- Pitcher
- Born: December 1, 1925 Lyman, Washington, U.S.
- Died: March 15, 2008 (aged 82) Sedro-Woolley, Washington, U.S.
- Batted: LeftThrew: Left

MLB debut
- August 26, 1951, for the Philadelphia Phillies

Last MLB appearance
- September 16, 1952, for the Cincinnati Reds

MLB statistics
- Win–loss record: 2–4
- Earned run average: 4.19
- Innings pitched: 43
- Stats at Baseball Reference

Teams
- Philadelphia Phillies (1951); Cincinnati Reds (1952);

= Niles Jordan =

American baseball player (1925–2008)

Niles Chapman Jordan (December 1, 1925 – March 15, 2008) was an American professional baseball player, a pitcher who appeared in Major League Baseball during the 1951 and 1952 seasons for the Philadelphia Phillies and Cincinnati Reds. Listed at 5 ft 11 in and 180 lb, he batted and threw left-handed.

A native of Lyman, Washington, Jordan attended Sedro-Woolley High School before enlisting the United States Navy upon graduation in 1943. He served on the destroyer USS Bennett, taking part at the battles of Iwo Jima and Okinawa. On April 7, 1945, Jordan survived a hit from a Japanese kamikaze fighter on the Bennett.
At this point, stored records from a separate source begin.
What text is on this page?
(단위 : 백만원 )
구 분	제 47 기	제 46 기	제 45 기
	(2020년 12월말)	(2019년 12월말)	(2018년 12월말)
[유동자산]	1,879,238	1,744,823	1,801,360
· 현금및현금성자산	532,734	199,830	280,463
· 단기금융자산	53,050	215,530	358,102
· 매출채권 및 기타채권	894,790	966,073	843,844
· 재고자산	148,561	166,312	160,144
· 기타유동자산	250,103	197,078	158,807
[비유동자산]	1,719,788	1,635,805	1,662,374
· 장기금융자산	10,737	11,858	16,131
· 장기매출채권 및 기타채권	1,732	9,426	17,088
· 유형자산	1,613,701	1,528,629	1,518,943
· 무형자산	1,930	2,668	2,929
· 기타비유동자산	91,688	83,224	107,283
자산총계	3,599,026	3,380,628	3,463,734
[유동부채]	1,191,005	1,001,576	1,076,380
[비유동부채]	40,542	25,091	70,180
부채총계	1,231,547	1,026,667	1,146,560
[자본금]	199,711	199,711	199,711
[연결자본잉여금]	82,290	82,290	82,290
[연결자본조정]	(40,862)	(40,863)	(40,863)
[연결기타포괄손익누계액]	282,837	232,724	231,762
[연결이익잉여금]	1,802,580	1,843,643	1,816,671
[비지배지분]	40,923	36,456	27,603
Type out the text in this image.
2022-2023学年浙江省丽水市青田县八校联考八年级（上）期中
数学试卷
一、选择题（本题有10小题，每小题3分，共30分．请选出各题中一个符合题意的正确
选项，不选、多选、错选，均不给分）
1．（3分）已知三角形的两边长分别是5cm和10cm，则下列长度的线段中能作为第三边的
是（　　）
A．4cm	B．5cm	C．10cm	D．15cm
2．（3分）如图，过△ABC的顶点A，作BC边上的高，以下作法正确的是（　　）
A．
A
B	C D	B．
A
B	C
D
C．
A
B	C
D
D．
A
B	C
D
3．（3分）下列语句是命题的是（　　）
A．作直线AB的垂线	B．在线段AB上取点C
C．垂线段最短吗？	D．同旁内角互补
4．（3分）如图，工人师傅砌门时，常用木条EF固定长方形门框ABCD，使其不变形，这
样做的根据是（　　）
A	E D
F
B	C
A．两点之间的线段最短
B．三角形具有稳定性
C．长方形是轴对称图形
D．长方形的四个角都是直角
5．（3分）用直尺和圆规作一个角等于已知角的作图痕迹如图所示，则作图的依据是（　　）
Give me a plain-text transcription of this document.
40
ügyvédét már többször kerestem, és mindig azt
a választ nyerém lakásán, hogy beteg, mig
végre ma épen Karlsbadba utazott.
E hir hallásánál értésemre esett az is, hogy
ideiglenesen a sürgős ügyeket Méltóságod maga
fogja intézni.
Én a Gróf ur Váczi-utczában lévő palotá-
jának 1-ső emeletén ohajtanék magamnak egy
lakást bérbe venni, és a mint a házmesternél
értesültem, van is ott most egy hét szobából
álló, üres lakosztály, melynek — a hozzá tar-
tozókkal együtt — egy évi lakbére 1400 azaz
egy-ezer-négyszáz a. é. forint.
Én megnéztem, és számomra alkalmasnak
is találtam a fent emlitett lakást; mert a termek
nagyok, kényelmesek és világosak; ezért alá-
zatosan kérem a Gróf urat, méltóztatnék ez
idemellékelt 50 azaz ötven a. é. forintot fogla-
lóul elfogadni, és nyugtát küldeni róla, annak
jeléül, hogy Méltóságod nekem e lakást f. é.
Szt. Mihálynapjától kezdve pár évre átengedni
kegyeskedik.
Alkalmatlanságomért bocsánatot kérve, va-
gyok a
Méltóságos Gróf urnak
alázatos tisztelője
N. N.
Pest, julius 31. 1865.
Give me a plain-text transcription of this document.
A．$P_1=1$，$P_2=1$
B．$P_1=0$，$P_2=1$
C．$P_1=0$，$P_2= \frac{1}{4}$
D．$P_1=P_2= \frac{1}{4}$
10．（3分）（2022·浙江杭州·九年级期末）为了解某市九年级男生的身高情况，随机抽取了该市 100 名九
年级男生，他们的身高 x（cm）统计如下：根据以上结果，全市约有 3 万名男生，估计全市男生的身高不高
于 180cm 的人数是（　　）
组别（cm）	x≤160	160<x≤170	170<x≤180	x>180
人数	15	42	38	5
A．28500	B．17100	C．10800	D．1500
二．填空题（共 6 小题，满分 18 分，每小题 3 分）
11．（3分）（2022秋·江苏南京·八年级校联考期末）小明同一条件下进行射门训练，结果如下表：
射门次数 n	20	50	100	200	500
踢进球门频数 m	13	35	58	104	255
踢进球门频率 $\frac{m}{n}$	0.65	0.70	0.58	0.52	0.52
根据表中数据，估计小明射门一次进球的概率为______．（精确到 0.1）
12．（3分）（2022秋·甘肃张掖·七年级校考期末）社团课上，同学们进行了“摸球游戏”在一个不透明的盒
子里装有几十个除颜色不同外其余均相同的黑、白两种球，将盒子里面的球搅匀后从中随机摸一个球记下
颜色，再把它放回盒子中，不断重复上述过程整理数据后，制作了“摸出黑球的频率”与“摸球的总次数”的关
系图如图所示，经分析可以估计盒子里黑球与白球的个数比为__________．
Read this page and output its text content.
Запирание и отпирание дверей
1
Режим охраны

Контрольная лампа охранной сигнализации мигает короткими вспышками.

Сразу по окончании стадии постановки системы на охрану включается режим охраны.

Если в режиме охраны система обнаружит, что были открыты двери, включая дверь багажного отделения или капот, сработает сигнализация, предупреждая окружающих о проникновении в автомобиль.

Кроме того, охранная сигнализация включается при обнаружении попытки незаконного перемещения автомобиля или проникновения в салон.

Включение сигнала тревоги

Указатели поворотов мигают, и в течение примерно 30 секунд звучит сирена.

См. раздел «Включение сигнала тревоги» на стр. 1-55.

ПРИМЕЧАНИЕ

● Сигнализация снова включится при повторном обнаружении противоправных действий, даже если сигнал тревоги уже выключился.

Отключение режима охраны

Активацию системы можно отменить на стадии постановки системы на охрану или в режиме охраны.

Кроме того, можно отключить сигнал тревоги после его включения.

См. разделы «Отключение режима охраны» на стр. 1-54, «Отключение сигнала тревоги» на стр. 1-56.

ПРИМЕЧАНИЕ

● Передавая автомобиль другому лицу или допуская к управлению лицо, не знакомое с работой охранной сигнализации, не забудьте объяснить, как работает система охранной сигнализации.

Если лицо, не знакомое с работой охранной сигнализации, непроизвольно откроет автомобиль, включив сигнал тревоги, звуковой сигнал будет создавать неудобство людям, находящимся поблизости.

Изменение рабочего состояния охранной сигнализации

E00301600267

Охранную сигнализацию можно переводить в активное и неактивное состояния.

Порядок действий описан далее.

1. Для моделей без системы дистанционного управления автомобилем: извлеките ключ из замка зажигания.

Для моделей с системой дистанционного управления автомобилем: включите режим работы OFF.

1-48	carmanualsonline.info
Jordan later pitched for the Sedro-Woolley in the local city league and in 1948 was signed by the Philadelphia Phillies. He was sent to the Klamath Falls Gems of the Far West League where, in 1949, he finished with a 19–7 mark and a 4.35 ERA. In 1950 he was promoted to the Terre Haute Phillies of the Three-I League where he was 17–6, and then enjoyed his best season with Wilmington of the Interstate League in 1951, going 21–3 with 20 complete games (including two one-hitters) and earned a late-season call-up to Philadelphia. Before the 1952 season, he was obtained by the Cincinnati Reds along with Eddie Pellagrini, Andy Seminick and Dick Sisler in the same transaction that brought Connie Ryan, Smoky Burgess and Howie Fox to the Phillies.

In a two-season career, Jordan posted a 2–4 record with a 4.19 ERA in eight appearances, including a shutout, giving up 22 runs (two unearned) on 49 hits and 11 walks while striking out 13 in 43.0 innings of work.

Following his baseball career, Jordan returned to Sedro Woolley, Washington, just miles from his birthplace, where he worked in the lumber industry for many years. He died in the Life Care Center of Skagit Valley at the age of 82.